The move is based on an intelligence-sharing pact, set to expire in November, after South Korea decided to terminate it amid the sharp worsening of ties over wartime history and trade policy.

Tokyo apparently hopes to urge Seoul to rethink its decision to scrap the pact -- formally called the General Security of Military Information Agreement -- by offering to share sensitive information under the arrangement.

"The pact itself will be effective until late November so there is no reason for us to refuse (to provide information)," a senior government official said.

[KNS/Kyodo]

North Korea's firing early Wednesday of a ballistic missile toward the Sea of Japan raised alarm in the region.

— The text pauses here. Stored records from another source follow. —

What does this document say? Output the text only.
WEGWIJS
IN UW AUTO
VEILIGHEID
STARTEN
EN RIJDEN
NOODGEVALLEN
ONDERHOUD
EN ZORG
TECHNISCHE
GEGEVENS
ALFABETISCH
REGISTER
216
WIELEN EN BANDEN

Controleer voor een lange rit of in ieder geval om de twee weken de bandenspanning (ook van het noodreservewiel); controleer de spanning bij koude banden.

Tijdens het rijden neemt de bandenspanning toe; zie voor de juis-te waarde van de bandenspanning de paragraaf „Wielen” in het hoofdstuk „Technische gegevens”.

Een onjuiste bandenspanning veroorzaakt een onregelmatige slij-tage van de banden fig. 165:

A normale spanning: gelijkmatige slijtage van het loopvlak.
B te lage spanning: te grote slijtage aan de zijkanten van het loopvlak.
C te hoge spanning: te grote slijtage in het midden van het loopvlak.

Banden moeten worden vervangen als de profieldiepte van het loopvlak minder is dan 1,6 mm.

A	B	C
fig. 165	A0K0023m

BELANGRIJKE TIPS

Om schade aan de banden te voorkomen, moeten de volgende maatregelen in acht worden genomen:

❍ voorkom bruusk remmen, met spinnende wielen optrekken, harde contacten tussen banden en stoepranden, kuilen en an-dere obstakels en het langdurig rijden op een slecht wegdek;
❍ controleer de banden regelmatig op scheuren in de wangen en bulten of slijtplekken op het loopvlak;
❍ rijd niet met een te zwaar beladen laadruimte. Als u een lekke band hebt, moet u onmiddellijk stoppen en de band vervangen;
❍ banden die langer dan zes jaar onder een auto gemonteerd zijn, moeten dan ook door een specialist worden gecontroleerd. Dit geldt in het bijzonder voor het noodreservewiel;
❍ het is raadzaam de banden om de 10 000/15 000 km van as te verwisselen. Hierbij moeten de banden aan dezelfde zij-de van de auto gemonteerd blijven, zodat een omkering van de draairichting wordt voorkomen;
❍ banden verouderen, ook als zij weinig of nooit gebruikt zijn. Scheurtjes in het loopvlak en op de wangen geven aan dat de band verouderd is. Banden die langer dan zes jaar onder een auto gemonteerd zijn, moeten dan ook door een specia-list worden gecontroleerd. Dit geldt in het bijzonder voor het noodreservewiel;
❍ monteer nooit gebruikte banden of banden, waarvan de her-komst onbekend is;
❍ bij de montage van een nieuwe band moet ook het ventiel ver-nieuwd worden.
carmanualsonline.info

Submarine-launched missiles are hard to detect before they are launched and thought to pose more security threats than ground-based ones.

After traveling about 450 kilometers, the missile fell into Japan's exclusive economic zone off an island in the western prefecture of Shimane, prompting Tokyo to swiftly lodge a protest with Pyongyang and call the launch a violation of U.N. Security Council resolutions.

North Korea test-fired a new type of submarine-launched ballistic missile Pukguksong-3 off Wonsan in the east of the country, the state-run Korean Central News Agency said Thursday.

Following the missile launch, South Korea asked Japan for information based on GSOMIA, but not vice versa, South Korean Defense Minister Jeong Kyeong Doo has said.

As the missile fell close to Japan, South Korea needs Japanese data to analyze how the missile traveled after liftoff, including high-resolution reconnaissance satellite images, a Foreign Ministry source said.

The missile is likely to have been a mid-range submarine-launched ballistic missile that could have traveled up to 2,500 km on a normal trajectory, Defense Minister Taro Kono said Thursday.

The missile is believed to have followed a "lofted trajectory," meaning it was launched at an angle to reach a high altitude but to limit its flight distance.